“It is NOT!” shouted the suffragette. “Women are not born with a curse on them like that. I chose to come back; I made a great effort, and came.”

“O Lor’!” said Courtesy, and tactfully changed the subject. Courtesy’s tact was always easily visible to the naked eye. “My dear, I must tell you what a killing interview I had with old Mrs. Rust. She clutched my arm when I got into the launch—think of that, my dear—and presently she said in a gruff sort of frightened voice, as if she was confessing a crime, ‘Miss Courtesy, I refuse to part with you; you are what I have been looking for; you are not to pay any attention to anybody else—do you hear? I forbid it.’ I screamed with laughter—on the quiet, you know. I said, ‘Do you want me to be a substitute for Hammer, Mrs. Rust?’ ‘No,’ she said. ‘Hammer was only a stopgap; I was keeping the position open for a person like you. I will give you two hundred a year if you will promise to stay by me as long as you can bear me’—and then she shouted as if she had made a mistake, and thought that noise could cover it—‘I mean as long as I can bear you.’”

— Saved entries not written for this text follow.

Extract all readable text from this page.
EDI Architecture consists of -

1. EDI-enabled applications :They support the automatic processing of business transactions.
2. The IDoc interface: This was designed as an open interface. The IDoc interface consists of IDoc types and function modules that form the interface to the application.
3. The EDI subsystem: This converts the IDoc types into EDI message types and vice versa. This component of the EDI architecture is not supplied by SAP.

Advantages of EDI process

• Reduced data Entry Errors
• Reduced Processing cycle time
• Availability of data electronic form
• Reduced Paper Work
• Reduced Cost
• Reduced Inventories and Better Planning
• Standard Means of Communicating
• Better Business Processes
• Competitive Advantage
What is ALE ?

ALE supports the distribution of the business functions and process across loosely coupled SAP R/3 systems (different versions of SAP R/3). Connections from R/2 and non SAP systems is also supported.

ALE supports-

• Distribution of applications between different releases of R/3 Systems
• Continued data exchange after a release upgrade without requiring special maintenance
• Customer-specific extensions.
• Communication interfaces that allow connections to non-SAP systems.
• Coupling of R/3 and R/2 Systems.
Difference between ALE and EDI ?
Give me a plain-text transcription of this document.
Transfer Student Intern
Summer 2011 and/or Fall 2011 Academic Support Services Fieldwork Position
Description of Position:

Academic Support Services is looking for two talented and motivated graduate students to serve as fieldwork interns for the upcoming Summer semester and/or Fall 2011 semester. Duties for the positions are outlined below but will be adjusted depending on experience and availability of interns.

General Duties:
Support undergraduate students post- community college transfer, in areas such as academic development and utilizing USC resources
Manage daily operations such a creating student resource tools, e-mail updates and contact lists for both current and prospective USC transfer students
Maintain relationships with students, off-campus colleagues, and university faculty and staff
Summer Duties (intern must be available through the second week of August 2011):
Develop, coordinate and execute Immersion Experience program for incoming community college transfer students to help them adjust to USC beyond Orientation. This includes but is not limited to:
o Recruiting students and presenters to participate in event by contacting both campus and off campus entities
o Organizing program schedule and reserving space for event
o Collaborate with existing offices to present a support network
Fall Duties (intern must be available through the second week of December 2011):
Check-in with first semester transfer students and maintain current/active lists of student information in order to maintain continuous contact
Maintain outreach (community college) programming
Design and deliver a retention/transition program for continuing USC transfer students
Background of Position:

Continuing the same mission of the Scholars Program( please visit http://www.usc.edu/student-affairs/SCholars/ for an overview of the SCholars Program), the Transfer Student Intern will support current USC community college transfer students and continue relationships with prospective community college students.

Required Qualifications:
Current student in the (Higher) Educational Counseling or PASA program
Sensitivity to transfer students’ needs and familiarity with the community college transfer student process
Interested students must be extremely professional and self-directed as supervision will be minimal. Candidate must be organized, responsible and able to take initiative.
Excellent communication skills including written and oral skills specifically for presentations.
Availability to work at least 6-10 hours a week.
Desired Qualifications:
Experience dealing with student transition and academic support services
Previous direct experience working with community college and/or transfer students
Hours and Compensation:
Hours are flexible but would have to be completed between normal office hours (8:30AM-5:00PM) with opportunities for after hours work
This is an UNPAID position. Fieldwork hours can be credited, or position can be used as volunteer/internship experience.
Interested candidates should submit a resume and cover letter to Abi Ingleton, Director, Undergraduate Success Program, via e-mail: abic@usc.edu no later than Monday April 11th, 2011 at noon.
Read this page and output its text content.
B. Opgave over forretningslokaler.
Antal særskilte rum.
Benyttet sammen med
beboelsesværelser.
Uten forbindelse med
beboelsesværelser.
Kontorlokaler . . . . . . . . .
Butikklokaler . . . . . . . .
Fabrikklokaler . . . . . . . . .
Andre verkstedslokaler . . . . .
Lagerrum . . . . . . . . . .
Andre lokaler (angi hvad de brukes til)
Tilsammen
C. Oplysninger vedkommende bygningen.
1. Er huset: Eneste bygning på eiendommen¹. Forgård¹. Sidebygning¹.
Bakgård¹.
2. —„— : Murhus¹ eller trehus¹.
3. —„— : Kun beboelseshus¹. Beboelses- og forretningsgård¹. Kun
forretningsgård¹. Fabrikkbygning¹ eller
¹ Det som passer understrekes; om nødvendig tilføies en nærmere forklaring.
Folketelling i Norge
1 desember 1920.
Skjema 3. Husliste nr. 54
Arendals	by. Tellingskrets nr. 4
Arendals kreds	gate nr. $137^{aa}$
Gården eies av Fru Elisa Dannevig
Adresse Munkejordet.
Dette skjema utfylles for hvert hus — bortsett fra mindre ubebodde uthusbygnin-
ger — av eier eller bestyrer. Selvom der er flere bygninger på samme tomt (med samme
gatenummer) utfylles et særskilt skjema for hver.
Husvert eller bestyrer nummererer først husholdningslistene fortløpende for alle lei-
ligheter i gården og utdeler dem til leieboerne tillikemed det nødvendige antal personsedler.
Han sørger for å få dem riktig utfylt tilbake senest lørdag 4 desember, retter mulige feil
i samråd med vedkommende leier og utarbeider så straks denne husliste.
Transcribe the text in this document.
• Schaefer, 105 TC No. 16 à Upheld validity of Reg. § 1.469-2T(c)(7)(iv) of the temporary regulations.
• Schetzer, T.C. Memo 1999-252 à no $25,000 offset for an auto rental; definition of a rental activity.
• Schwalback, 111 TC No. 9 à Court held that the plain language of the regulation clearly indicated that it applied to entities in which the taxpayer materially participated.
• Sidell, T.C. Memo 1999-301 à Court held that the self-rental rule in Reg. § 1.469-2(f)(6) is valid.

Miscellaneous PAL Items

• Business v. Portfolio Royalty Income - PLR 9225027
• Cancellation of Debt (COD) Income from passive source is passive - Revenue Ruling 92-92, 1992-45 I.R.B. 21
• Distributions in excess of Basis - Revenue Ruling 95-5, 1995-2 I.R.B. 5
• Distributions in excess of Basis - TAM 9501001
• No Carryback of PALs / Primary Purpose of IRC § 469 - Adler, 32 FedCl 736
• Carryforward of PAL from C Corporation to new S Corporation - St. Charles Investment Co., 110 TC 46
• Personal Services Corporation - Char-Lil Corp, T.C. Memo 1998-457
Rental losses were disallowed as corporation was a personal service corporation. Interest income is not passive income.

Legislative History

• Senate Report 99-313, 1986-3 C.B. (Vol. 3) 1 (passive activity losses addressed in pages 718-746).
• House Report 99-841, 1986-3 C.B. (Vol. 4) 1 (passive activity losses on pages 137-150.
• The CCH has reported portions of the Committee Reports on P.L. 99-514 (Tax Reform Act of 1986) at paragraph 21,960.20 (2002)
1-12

“So what did you answer?” asked the suffragette.

“My dear, two hundred a year—what could I say?”

“But what were you originally going out to Trinity Island for?” asked the suffragette. “To visit relatives, weren’t you? What will they say?”

“Oh, they won’t say anything—to two hundred a year. I was really only coming out as a globe-trotter. I loathe colonial relations.”

The matrimonial motive was the skeleton in Courtesy’s cupboard.

“But wasn’t it killing, my dear?”

“Very killing,” agreed the suffragette gravely. She felt like one speaking a foreign tongue.

And then it occurred to Courtesy that she was squeezing the arm of one who, after all, had a criminal disregard of convention. She withdrew her arm, and proceeded to try and storm that house which she considered to be built on sand.